Carmen Marshall from Peter’s Pumpkins
Carmen Marshall from Peter’s Pumpkins and Carmen’s Corn poses with a Blue Hubbard squash at the Fulton Farmers Market. Submitted photo

Winter squash season is upon us! With so many choices, colors, flavors and uses, it can be overwhelming to figure out what to do with this versatile and nutritious crop. Our farmers, food makers and volunteers share their favorite tips.

Mary Falk from LoveTree Farmstead Cheese says she prefers kabocha, butternut and acorn squash. “I split them open (halved and de-seeded), rub with a little bit of olive oil and sea salt and roast at 350 degrees until done (time is dependent on size),” she said. “Just a couple of minutes before I take them out of the oven, I crumble one of our soft goat cheeses over the top … a little goes a long way!”

Elizabeth Conlin, a longtime Fulton volunteer, likes a variety called butterscotch from Walsh Ridge Farm. She recently made a tortilla soup with black beans, butterscotch squash and zucchini. She also likes to add roasted pieces of the squash into pasta dishes with olive/avocado oil and fresh grated parmesan.

Tamara Johnson from Johnson Family Pastures said last year she discovered the red kuri squash. “I fell in love with its sweet, smooth, orange flesh,” she said. “I’d often put some pureed red kuri squash into a Thai red coconut curry to sweeten the sauce and sneak some more vegetables into my kiddos. I also liked stuffing it with apples, shallots and pork sausage and serving big wedges of it. You can eat them skin and all!”

Fulton volunteer Megan Schall likes to stick kabocha squash in the oven and cook it like a baked potato.

Meg Cowden, a former Neighborhood Roots board member, makes squash tortillas and a chickpea chana masala.

Jean Davidson from Davidson’s Farm will roast and puree her squash before freezing it to save for a delicious winter soup.

Margo Hanson-Pierre from Clover Bee Farm cubes, cooks and spices her squash to serve in tacos.

Lee Watkins, a longtime volunteer at the Kingfield market, recommends cutting delicata squash into half moons and roasting it — skin on — with a little olive oil. “Easy and delicious,” she said. “It’s even good on pizza.”

Adrienne Logsdon from Kiss My Cabbage said she once had good results lacto-fermenting delicata squash. “It changed the smell and flavor so much,” she said. “Kind of peaty, like Scotch whisky.”


Handling squash

Storage: Winter squash should be stored at room temperature. On the kitchen counter is fine.

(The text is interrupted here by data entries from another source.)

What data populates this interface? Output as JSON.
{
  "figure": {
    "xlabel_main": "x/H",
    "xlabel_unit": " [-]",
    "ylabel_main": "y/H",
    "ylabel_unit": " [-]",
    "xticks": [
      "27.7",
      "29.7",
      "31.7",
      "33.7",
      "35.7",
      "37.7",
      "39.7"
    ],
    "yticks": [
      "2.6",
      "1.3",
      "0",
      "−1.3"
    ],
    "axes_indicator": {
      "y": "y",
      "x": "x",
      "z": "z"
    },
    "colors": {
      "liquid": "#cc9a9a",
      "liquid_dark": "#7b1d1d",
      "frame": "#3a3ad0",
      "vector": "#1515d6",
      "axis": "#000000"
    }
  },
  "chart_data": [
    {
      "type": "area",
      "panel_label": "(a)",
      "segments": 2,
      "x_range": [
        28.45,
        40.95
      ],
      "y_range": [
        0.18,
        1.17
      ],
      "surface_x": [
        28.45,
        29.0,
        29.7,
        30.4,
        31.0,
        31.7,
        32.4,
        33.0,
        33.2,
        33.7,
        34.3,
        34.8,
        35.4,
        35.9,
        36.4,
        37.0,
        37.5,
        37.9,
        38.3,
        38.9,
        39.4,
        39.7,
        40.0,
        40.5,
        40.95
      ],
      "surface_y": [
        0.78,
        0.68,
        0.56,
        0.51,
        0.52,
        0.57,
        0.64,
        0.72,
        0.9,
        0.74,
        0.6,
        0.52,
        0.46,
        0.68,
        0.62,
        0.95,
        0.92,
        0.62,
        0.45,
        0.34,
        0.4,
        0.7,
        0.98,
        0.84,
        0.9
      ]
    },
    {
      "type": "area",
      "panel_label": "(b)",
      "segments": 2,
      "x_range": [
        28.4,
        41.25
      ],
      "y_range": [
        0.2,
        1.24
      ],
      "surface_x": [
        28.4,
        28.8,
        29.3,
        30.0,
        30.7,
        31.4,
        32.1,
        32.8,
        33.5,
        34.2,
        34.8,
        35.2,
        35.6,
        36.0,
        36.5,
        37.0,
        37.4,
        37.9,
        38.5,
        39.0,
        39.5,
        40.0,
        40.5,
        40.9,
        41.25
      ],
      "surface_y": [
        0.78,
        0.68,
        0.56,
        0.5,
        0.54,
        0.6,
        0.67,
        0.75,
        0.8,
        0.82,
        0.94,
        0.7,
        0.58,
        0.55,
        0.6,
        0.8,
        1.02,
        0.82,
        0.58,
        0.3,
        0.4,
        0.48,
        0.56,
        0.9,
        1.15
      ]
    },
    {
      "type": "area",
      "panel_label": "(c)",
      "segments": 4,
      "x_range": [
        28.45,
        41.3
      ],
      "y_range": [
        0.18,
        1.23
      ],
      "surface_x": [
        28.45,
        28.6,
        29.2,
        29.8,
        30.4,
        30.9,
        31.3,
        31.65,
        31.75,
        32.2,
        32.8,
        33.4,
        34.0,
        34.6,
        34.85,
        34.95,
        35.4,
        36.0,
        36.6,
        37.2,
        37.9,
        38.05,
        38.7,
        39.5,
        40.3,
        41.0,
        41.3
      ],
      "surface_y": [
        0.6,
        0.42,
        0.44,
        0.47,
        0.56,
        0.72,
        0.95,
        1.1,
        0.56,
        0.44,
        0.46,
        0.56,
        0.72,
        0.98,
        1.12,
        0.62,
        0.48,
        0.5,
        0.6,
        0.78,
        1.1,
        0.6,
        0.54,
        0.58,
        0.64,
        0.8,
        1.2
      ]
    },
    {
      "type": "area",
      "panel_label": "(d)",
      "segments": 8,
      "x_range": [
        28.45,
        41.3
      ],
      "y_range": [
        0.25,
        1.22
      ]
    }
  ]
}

Cutting open a gigantic squash: The easiest way is to take it outside and drop it on the ground. It will split just enough to get a knife through. Smaller squash can be put in the microwave for 10–30 seconds.

Freezing: You can freeze cooked, pureed squash for use later in soups, baked goods, ravioli filling, lasagna, macaroni and cheese and more.